It’s being ‘pushed’ hard by the government and seems to be growing in popularity anyway. So, why is this? Take a moment to think how your business or organisation could benefit from mediation in the workplace, from boardroom to shop floor.
What’s the problem with disciplinary, grievance and tribunal procedures etc?
It’s the time they take – ages to conclude and soaking up inordinate amounts of management time. They also create a high degree of anxiety or angst, cost a fair bit to defend, if needed, and degrade or destroy relationships along the way. Not exactly ideal, hence the attraction of mediation.
What are the attractions of mediation?
Procedural attraction. As a flexible, confidential and consensual process, the parties are freed up to really have their say in a safe environment, devise and consider a range of settlement options, decide the outcome and even its enforceability. It’s also adaptable (without even breaking the rules!) and has an approx 90% success rate.

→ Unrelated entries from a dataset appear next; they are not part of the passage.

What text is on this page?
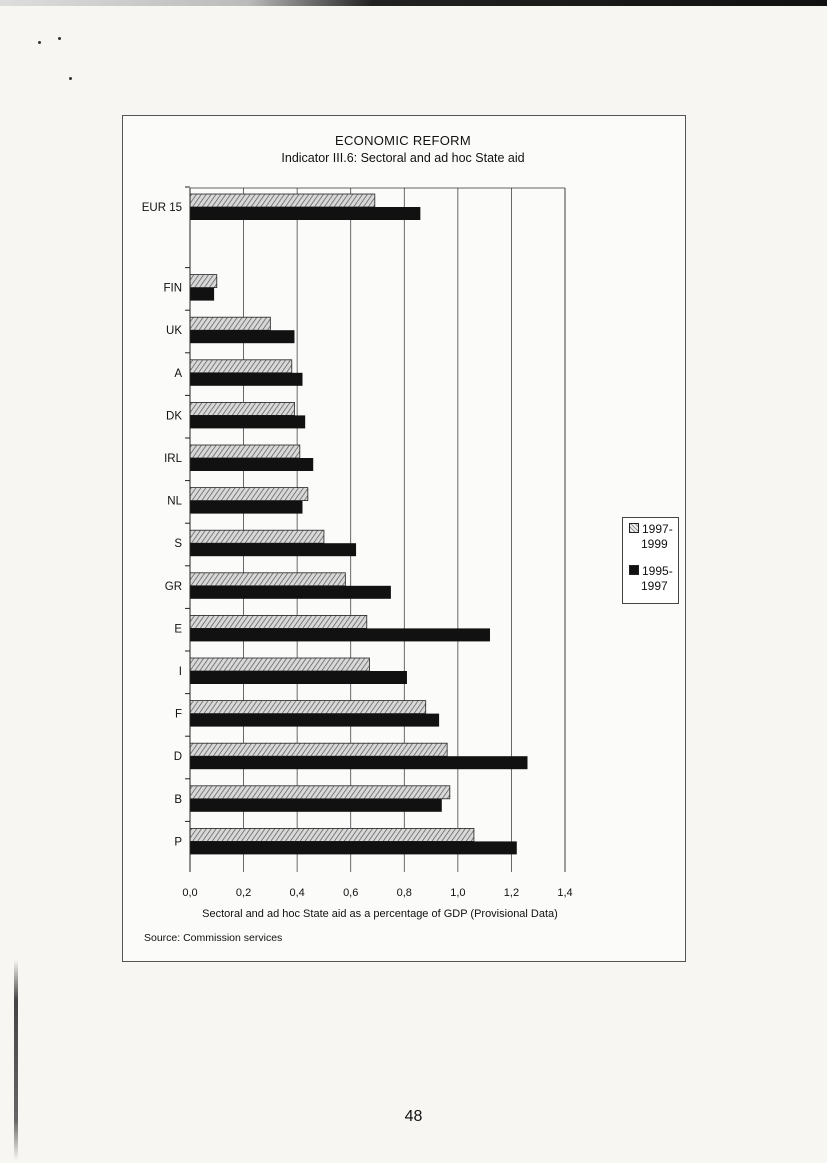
ECONOMIC REFORM
Indicator III.6: Sectoral and ad hoc State aid
0,0	0,2	0,4	0,6	0,8	1,0	1,2	1,4
EUR 15
FIN
UK
A
DK
IRL
NL
S
GR
E
I
F
D
B
P
Sectoral and ad hoc State aid as a percentage of GDP (Provisional Data)
Source: Commission services
1997-
1999
1995-
1997
48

Cost attraction. The sheer speed of mediation (setup and delivery) enables the costs in resolving an issue to be “significantly lower” – March 2011 CIPD survey report.
People management attraction. Key people benefits include reducing the anxiety and stress from using formal procedures and maintaining or improving relationships. As part of a proactive people management culture, it can not only help to boost morale, creativity and productivity, but also reduce sickness absence, staff turnover, loss of key staff and lost management time dealing with ‘issues’.
Is mediation a panacea?
Sound HR and legal input will always be needed. Furthermore, in some circumstances, a ‘blended’ service is more powerful, dealing with conflict issues in a more holistic manner. This would involve, as appropriate, a mix of mediation, executive coaching and facilitation, together with psychological and organisational stress management techniques. This is especially useful for teams and boards, when culture-shifting, or when support is needed to bring about mind-set and behavioural changes to enable sustainable mediation settlement agreements.